I showed that $|\phi_+\rangle$ is also invariant under rotations in the x-z plane, so we can again choose $\sigma_1 = \sigma_z$ and $\sigma_2 = \cos(2\theta)\sigma_z + \sin(2\theta)\sigma_x$. This gives a correlation function of $\cos(2\theta)$ for $|\phi_+\rangle$ (from @wle $a_x = a_y = 0; a_z = 1$ and $b_z = \cos(2\theta)$). Restricting ourselves to measurements in the x-z plane means the correlation function is given by $\hat{a}\cdot\hat{b}$ in @wle's analysis, which is how his result shows rotational invariance in the x-z plane for $|\phi_+\rangle$.

Next, I showed that $|\phi_-\rangle$ is invariant under rotations in the y-z plane, so we can again choose $\sigma_1 = \sigma_z$ and $\sigma_2 = \cos(2\theta)\sigma_z + \sin(2\theta)\sigma_y$. This gives a correlation function of $\cos(2\theta)$ for $|\phi_-\rangle$ (from @wle $a_x = a_y = 0; a_z = 1$ and $b_z = \cos(2\theta)$). Restricting ourselves to measurements in the y-z plane means the correlation function is given by $\hat{a}\cdot\hat{b}$ in @wle's analysis, which is how his result shows rotational invariance in the y-z plane for $|\phi_-\rangle$.

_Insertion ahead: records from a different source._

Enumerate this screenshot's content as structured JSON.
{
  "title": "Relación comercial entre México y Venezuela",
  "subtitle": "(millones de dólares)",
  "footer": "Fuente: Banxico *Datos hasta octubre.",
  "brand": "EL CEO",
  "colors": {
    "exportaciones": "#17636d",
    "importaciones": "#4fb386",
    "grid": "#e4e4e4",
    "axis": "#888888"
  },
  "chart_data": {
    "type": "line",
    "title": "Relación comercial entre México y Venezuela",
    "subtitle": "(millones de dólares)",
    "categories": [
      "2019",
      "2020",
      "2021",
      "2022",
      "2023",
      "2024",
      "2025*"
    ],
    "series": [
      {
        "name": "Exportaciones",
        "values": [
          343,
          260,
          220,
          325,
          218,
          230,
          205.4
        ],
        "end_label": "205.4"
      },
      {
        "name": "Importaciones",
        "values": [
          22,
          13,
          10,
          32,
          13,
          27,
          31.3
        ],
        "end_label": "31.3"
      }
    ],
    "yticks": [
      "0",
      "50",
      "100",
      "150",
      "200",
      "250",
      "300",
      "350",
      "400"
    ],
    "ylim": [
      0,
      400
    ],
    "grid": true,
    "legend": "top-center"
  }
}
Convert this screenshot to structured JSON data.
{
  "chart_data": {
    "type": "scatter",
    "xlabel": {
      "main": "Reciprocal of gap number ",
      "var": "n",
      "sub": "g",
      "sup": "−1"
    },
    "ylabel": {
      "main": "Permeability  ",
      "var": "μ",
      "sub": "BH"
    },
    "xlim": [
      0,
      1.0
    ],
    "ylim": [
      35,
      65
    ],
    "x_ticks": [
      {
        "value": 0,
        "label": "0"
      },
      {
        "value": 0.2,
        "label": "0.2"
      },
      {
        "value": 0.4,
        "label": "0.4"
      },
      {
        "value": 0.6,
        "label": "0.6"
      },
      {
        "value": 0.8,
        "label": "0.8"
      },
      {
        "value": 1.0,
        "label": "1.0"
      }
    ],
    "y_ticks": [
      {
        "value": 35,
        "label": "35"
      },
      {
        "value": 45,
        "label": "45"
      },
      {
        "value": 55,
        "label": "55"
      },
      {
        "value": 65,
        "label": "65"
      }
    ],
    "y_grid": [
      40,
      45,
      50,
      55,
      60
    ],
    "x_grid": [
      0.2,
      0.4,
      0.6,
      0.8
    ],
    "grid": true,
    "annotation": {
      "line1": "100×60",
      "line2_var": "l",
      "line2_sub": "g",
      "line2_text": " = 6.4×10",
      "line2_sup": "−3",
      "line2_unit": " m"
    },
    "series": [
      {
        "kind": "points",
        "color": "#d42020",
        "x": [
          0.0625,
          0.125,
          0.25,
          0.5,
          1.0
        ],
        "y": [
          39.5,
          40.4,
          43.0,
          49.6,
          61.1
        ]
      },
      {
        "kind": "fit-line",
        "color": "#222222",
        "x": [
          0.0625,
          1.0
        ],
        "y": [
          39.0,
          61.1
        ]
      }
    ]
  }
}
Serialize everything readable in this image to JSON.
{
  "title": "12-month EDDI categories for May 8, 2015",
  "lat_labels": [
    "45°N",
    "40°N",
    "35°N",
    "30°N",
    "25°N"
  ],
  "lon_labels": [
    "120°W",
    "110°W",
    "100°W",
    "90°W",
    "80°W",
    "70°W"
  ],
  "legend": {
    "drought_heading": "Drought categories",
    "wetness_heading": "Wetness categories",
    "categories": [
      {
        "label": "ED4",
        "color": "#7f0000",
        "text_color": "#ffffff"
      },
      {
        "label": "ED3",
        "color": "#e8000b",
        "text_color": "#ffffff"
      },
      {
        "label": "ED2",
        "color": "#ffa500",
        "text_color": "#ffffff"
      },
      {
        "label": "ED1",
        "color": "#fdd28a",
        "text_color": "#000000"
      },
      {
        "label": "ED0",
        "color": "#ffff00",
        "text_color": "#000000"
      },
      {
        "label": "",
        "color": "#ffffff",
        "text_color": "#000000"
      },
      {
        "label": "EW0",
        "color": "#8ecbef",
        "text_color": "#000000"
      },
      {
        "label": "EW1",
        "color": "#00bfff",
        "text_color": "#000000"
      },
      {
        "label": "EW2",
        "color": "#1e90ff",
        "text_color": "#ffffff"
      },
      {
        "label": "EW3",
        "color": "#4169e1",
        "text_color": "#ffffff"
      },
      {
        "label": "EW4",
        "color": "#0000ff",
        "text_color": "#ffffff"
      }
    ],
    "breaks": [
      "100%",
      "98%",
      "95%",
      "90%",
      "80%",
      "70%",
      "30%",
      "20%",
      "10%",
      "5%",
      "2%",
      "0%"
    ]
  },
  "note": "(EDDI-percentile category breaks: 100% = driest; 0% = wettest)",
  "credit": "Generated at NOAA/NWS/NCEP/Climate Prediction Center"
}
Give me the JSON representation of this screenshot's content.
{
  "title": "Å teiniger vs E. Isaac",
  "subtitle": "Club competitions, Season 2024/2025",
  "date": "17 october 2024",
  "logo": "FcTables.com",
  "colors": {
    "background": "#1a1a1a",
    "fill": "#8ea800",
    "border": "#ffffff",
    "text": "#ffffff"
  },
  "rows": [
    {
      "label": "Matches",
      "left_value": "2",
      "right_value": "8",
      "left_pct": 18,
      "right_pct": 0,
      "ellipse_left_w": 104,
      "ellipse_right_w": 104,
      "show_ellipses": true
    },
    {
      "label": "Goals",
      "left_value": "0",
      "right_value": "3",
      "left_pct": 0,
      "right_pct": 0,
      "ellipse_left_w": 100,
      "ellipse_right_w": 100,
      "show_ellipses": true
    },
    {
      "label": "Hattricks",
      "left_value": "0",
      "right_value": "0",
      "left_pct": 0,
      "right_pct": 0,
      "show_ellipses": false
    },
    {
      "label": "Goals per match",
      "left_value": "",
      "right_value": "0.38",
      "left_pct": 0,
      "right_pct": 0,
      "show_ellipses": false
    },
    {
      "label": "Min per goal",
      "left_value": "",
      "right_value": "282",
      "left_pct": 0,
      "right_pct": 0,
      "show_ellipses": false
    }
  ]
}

To finish the analysis, we need to find the plane in which $|\psi_+\rangle$ is invariant under rotations. We look to @wle's analysis and realize that we have a correlation function of $\hat{a}\cdot\hat{b}$ for $|\psi_+\rangle$ when we're in the x-y plane, so first put $|\psi_+\rangle$ in the eigenbasis of $\sigma_x$ via rotation by $45^o$ and then look to find the transformation that leaves it invariant (in other words, get us out of the z basis, since we suspect that our plane of rotational invariance will be the x-y plane). We find $|\psi_+\rangle \rightarrow |\phi_-\rangle$ in the x basis and we already solved that problem. So, we now know that our plane of rotational invariance is the x-y plane and we can choose $\sigma_1 = \sigma_x$, i.e., our eigenbasis, and we have $\sigma_2 = \cos(2\theta)\sigma_x + \sin(2\theta)\sigma_y$. This then gives a correlation function of $\cos(2\theta)$ for $|\psi_-\rangle$ (from @wle $a_y = a_z = 0; a_x = 1$ and $b_x = \cos(2\theta)$). Restricting ourselves to measurements in the x-y plane means the correlation function is given by $\hat{a}\cdot\hat{b}$ in @wle's analysis, which is how his result shows rotational invariance in the x-y plane for $|\psi_+\rangle$.

What does all this mean? Obviously, each triplet state represents a plane containing your S = 1 conserved angular momentum vector. If you want your conserved S = 1 angular momentum vector to reside in another plane, you simply create a superposition, i.e., expand in the triplet basis. Now, all this sometimes leads people to believe that we actually have a hidden conserved pair of aligned vectors of value $\frac{\hbar}{2}$. But, since every state tells you that Alice and Bob will obtain $\pm \frac{\hbar}{2}$ for every measurement, it would be an amazing coincidence or contrivance if those outcomes were based on a hidden variable. Instead, see my Insight for what I believe is a much more reasonable explanation for this type of conservation.

 

[RUTA]

I've written an Insight detailing my calculation of the correlation function for the Bell states. I'll give a link to it here once Greg gets it posted.

 

[allisonpw]

Thanks to all who responded to my Oct 10 and 11 question, which has now been well answered, particularly by RUTA and wle #12. I find that my original calculation was correct but did not include all the possibilities. The triplet states have more complex features than I had thought!